Model Card for excribe/ner_sgd_roberta

Model Details

Model Description

This model is a fine-tuned version of PlanTL-GOB-ES/roberta-base-bne for Named Entity Recognition (NER) in Spanish. It is designed to identify entities such as direccion, telefono, mail, nombre, documento, referencia, departamento, and municipio in texts related to administrative or governmental correspondence. The model uses the BIO (Beginning, Inside, Outside) tagging scheme and was trained on a custom dataset derived from a Parquet file (final.parquet).

Developed by: Exscribe
Model type: Token Classification (NER)
Language(s): Spanish (es)
License: CC-BY-NC-3.0
Base Model: PlanTL-GOB-ES/roberta-base-bne
Finetuned Model Repository: excribe/ner_sgd_roberta

Model Architecture

The model is based on the RoBERTa architecture, specifically the PlanTL-GOB-ES/roberta-base-bne checkpoint, which is pre-trained on a large corpus of Spanish texts. It has been fine-tuned for token classification with a custom classification head tailored to the defined entity labels.

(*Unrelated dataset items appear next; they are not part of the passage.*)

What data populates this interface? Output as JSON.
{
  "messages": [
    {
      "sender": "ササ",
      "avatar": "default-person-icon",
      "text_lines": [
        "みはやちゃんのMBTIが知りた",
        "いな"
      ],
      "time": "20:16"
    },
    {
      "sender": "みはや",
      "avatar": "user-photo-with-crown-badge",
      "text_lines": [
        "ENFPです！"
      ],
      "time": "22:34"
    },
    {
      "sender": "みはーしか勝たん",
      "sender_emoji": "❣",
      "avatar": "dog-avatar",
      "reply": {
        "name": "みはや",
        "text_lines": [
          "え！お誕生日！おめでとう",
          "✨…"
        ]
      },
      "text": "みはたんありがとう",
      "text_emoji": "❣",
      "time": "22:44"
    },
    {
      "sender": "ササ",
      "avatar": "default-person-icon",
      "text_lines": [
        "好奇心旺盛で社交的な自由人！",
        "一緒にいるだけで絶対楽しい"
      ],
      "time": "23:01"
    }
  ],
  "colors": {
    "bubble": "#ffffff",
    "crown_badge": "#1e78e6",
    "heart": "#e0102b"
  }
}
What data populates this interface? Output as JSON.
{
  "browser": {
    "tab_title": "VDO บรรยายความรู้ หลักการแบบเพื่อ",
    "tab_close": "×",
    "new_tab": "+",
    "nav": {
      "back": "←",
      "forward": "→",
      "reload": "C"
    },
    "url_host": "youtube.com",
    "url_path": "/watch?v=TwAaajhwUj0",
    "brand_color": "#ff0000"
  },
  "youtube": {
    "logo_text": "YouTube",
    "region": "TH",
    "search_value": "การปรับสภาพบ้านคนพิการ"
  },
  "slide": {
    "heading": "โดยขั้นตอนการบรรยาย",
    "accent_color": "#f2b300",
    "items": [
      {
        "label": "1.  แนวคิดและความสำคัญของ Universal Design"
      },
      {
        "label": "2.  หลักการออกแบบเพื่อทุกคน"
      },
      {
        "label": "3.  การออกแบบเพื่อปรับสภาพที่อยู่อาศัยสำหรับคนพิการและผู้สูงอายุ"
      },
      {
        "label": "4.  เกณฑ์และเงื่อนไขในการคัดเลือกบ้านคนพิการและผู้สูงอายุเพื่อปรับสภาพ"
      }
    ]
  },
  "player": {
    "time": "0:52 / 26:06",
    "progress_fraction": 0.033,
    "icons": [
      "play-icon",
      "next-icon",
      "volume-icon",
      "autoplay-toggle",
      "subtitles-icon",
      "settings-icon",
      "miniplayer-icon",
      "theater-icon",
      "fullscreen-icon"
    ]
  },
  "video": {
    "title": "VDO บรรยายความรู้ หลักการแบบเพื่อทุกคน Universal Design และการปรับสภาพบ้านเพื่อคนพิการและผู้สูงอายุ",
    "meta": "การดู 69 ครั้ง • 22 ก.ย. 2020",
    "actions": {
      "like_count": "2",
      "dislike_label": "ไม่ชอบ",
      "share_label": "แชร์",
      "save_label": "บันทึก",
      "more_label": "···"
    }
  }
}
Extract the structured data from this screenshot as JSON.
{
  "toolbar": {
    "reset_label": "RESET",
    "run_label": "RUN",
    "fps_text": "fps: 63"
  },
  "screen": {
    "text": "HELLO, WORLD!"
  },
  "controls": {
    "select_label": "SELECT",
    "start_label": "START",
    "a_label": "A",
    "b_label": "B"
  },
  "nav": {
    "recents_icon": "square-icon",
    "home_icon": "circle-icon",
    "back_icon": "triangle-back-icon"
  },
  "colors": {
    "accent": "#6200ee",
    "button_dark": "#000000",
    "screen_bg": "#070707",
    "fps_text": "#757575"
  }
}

Number of Labels: 17 (including O and BIO tags for 8 entity types: DIRECCION, TELEFONO, MAIL, NOMBRE, DOCUMENTO, REFERENCIA, DEPARTAMENTO, MUNICIPIO)
Label Schema: BIO (e.g., B-DIRECCION, I-DIRECCION, O)

Training Details

Training Data

The model was trained on a custom dataset derived from a Parquet file (final.parquet) containing administrative texts. The dataset includes:

Number of Rows: 27,807
Number of Columns: 32
Key Columns Used for NER:
- texto_entrada (input text)
- Entity columns: direccion, telefono, mail, nombre, documento, referencia, departamento, municipio
Null Values per Entity Column:
- direccion: 82
- telefono: 10,073
- mail: 1,086
- nombre: 0
- documento: 6,407
- referencia: 200
- departamento: 0
- municipio: 0
Dataset Description: The dataset contains administrative correspondence data with fields like case IDs (radicado), dates (fecha_radicacion), document paths, and text inputs (texto_entrada). The entity columns were used to generate BIO tags for NER training.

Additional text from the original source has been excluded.